Monday, August 20, 2012

Travel.

Just got back from two weeks in Australia. I must be getting old, because the thrill of travel no longer overwhelms the torture of airplanes. Don't get me wrong - I'm still the kind of person who loves to fly, providing the flight is a few hours long. I love sliding efficiently through security checks, because I pre-separated my liquids and emptied my pockets that morning. I love pointless shopping to kill time, and grabbing a beer at the airport bar. I don't even mind relaxing with a book for a few hours in-flight, free of distractions. I have a little ritual of buying a magazine and gum to get me through the Kindle-free stages of takeoff and landing.

However, a 15 hour flight, especially in the midst of a 28 hour travel cycle with bookended short flights and layovers is finally too much for my broken little neck to take. I've taken these before - namely to move to Korea so I had a full 4 months resting time between flights. But usually I break them up - say, with an overnight in Jordan en route to India. And before now, I always lucked out with a stretch of 5 middle seats to lie down on and sleep through it.

Not this time. I hereby declare that was my last 9+ hour coach flight.

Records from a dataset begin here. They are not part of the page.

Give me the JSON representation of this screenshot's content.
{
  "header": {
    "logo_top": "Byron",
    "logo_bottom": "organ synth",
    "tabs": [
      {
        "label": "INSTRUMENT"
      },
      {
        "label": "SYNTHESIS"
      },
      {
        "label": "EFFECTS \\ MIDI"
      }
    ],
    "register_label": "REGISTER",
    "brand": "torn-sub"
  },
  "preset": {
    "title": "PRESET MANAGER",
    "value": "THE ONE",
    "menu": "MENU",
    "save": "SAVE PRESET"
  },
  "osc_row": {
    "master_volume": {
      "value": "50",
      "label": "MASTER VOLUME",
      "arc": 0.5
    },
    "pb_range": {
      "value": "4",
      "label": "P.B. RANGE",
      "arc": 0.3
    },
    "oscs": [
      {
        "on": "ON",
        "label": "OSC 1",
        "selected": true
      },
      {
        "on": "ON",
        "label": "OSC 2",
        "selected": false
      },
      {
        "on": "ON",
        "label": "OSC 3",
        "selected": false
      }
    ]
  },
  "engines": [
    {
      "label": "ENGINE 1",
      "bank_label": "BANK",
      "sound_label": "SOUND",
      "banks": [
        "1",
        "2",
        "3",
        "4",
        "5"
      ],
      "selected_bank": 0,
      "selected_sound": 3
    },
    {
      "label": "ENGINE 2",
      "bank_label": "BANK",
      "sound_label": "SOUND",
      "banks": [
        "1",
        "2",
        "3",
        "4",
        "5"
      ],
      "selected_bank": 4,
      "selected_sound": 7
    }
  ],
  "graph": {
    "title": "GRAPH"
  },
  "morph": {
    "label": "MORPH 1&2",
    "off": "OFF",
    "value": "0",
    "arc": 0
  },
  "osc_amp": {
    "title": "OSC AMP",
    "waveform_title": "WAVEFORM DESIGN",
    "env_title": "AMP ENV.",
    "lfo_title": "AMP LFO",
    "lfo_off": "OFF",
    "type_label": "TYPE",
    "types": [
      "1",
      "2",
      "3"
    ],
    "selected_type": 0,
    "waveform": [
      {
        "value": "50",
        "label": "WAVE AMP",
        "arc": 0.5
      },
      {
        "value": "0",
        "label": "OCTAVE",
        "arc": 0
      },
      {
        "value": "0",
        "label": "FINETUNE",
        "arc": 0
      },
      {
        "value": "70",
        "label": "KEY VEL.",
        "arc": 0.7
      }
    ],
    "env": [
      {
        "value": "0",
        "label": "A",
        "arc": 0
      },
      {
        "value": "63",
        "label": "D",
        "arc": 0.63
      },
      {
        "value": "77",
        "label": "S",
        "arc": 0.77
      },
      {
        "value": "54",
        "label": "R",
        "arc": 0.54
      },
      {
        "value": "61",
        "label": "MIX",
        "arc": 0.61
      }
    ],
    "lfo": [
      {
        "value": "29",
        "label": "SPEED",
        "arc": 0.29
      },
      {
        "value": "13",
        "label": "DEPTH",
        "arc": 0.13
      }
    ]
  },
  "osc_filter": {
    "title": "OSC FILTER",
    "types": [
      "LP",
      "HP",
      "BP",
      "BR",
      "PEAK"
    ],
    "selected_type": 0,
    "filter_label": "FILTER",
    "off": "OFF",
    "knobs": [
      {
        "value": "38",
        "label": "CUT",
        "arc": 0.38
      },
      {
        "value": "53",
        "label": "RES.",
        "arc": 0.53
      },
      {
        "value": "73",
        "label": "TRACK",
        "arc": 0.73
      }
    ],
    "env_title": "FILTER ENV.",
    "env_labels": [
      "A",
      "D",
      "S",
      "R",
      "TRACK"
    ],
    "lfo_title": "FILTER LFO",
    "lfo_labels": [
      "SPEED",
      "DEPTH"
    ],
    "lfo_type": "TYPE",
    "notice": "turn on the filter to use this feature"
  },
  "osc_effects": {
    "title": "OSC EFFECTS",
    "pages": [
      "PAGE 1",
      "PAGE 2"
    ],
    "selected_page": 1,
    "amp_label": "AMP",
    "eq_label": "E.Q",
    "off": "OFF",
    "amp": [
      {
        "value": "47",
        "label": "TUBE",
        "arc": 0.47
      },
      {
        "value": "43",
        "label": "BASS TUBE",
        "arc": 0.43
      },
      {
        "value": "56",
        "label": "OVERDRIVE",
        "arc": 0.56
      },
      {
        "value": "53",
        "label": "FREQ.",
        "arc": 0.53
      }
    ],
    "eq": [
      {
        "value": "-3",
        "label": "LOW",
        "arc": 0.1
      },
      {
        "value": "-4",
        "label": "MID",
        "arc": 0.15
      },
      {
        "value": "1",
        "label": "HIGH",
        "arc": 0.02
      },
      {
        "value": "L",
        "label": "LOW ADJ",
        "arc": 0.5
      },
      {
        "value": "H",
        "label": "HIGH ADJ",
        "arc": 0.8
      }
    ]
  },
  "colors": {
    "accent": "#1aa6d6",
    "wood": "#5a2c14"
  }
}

From now on, I either get those fully-flat business seats, or I do another day-long layover. Although, destinations in the U.S. are beckoning. Road trips have a sudden appeal. I'm always in a passenger seat that reclines way back and with Vinny in the drivers' seat, and we stop whenever we feel like it because we're New Yorkers and the Boston-DC corridor is full of small towns with no serviceable vegan food but plenty of rest stops. Ditto for our 3 week, 3200 mile California trip, where even Death Valley gave us enough lookouts for pulling over.

Next week we go to Natick, for a wedding. We're already planning our Sunday stop at Mohegan Sun, a ritual from my Harvard days when we made this trip monthly. We'll book it though the smokey casino with sad dumpy folks glued to the slot machines and make right for Todd English's Tuscany. Beats rest stop Sbarro any day.